To describe this in terms of a plot almost seems to be missing the point entirely. This is so lightweight as to be gossamer. The premise is so stripped-down that it contains no discernable set-up or convoluted set of circumstances to draw you in. Within mere minutes the film has established all it needs to establish and has removed all extraneous elements, leaving just barely-sketched characters and a raw scenario in the form of that most Western of staples; the shootout (in this case, a tournament). Disparate gunslingers (Crowe, DiCaprio and Stone among others) are assembled in a lawless town to compete for a prize offered by the crooked landowner (Gene Hackman), but some have come with another agenda. Nothing else is required, or offered - it’s a Western reduced to its barest essentials.
This is a cartoon in all but the fact it’s not animated. It’s like Wacky Races if cars were substituted for Smith & Wessons. It’s big and it’s dumb, gunshot wounds leave perfectly symmetrical holes right through their victims and characters are metaphorically (if not literally) 2-dimensional. Gene Hackman in particular snarls with relish and generally lords it over everyone else. Only Sharon Stone doesn’t fare so well, comparatively speaking, seeming generally ill at ease with her surroundings.
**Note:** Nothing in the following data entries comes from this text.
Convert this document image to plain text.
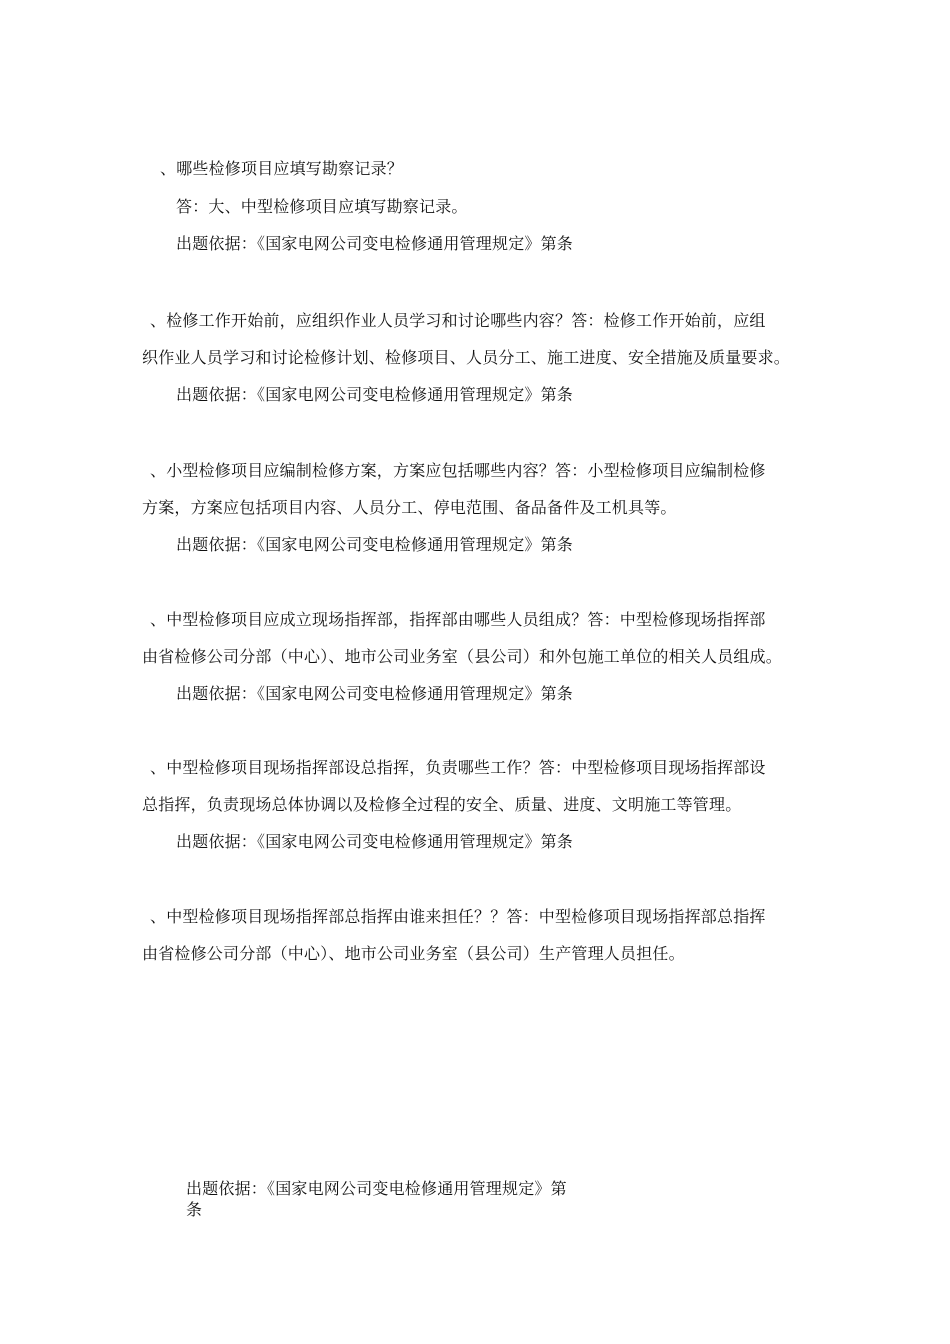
、哪些检修项目应填写勘察记录？
答：大、中型检修项目应填写勘察记录。
出题依据：《国家电网公司变电检修通用管理规定》第条
、检修工作开始前，应组织作业人员学习和讨论哪些内容？答：检修工作开始前，应组
织作业人员学习和讨论检修计划、检修项目、人员分工、施工进度、安全措施及质量要求。
出题依据：《国家电网公司变电检修通用管理规定》第条
、小型检修项目应编制检修方案，方案应包括哪些内容？答：小型检修项目应编制检修
方案，方案应包括项目内容、人员分工、停电范围、备品备件及工机具等。
出题依据：《国家电网公司变电检修通用管理规定》第条
、中型检修项目应成立现场指挥部，指挥部由哪些人员组成？答：中型检修现场指挥部
由省检修公司分部（中心）、地市公司业务室（县公司）和外包施工单位的相关人员组成。
出题依据：《国家电网公司变电检修通用管理规定》第条
、中型检修项目现场指挥部设总指挥，负责哪些工作？答：中型检修项目现场指挥部设
总指挥，负责现场总体协调以及检修全过程的安全、质量、进度、文明施工等管理。
出题依据：《国家电网公司变电检修通用管理规定》第条
、中型检修项目现场指挥部总指挥由谁来担任？？答：中型检修项目现场指挥部总指挥
由省检修公司分部（中心）、地市公司业务室（县公司）生产管理人员担任。
出题依据：《国家电网公司变电检修通用管理规定》第
条
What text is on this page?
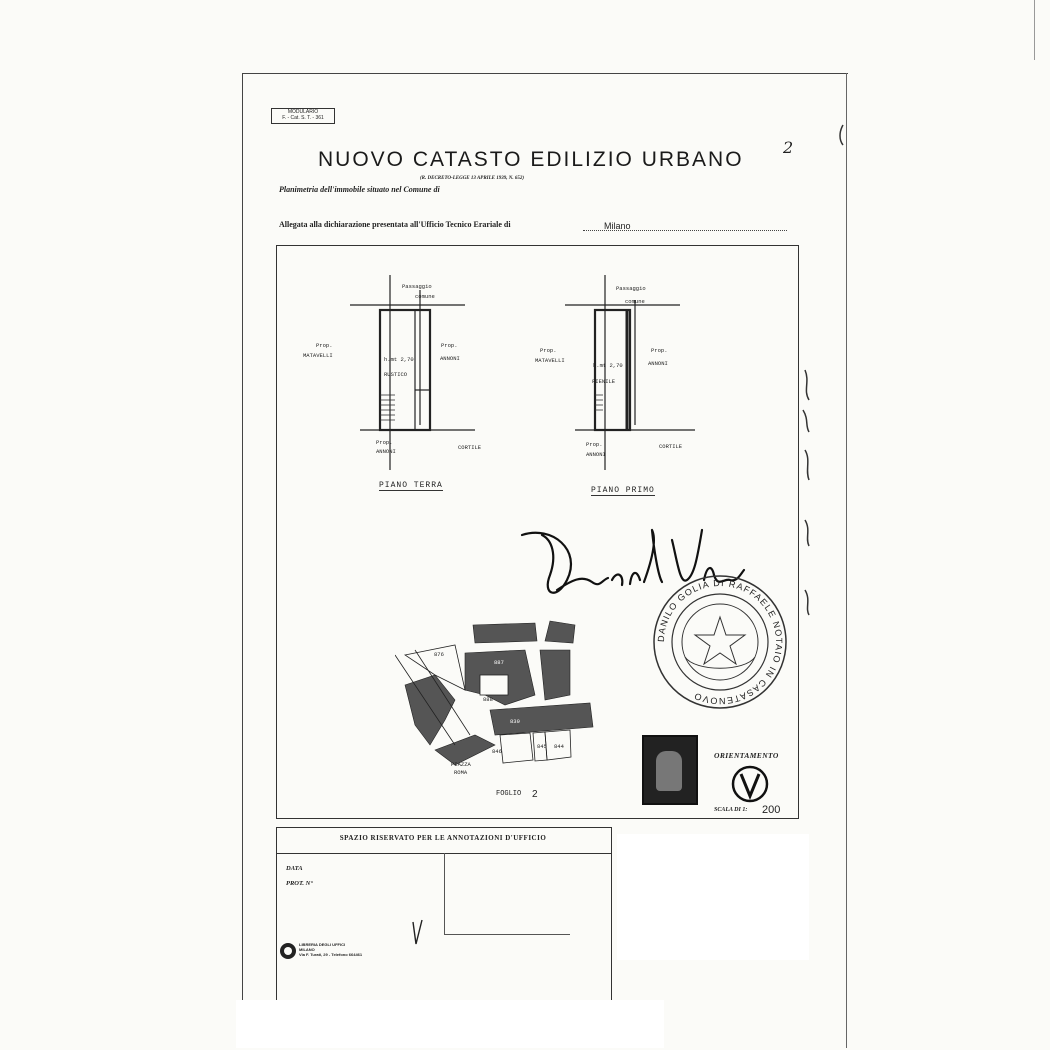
MODULARIO
F. - Cat. S. T. - 361
NUOVO CATASTO EDILIZIO URBANO
2
(R. DECRETO-LEGGE 13 APRILE 1939, N. 652)
Planimetria dell'immobile situato nel Comune di
Allegata alla dichiarazione presentata all'Ufficio Tecnico Erariale di	Milano
Passaggio
comune
Prop.
MATAVELLI
Prop.
ANNONI
h.mt 2,70
RUSTICO
Prop.
ANNONI
CORTILE
PIANO TERRA
Passaggio
comune
Prop.
MATAVELLI
Prop.
ANNONI
h.mt 2,70
FIENILE
Prop.
ANNONI
CORTILE
PIANO PRIMO
DANILO GOLIA DI RAFFAELE NOTAIO IN CASATENOVO
876
887
888
839
846
845 844
PIAZZA
ROMA
FOGLIO 2
ORIENTAMENTO
SCALA DI 1: 200
SPAZIO RISERVATO PER LE ANNOTAZIONI D'UFFICIO
DATA
PROT. N°
LIBRERIA DEGLI UFFICI
MILANO
Via F. Turati, 29 - Telefono 664461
Despite an atypical genre, this is instantly recognisable as having Sam Raimi’s DNA running through it. It looks incredible and there’s a visceral energy and flow to proceedings. The constantly-roving camera tilts and swings in locked unison with objects on screen and gives them an anthropomorphic POV. It’s all very frantic but in the most controlled of manners. Flashy and lacking in maturity they may be, but the visual flourishes are countless and vastly inventive from the crash zooms to the askew angles and dolly zooms (‘Jaws shots’) stacked one on top of another. There’s a distinctive, almost metronomic, rhythm to the action scenes and the film is tight and punchy, never outstaying its welcome or outliving its slight premise.
It might make Back To The Future Part III look like The Assassination Of Jesse James By The Coward Robert Ford in terms of a realist depiction of the Old West but when it’s this much fun to watch that never matters. Perhaps ‘riveted’ is too strong but I was certainly fixed to the screen for the duration with a colossal grin plastered across my phizog.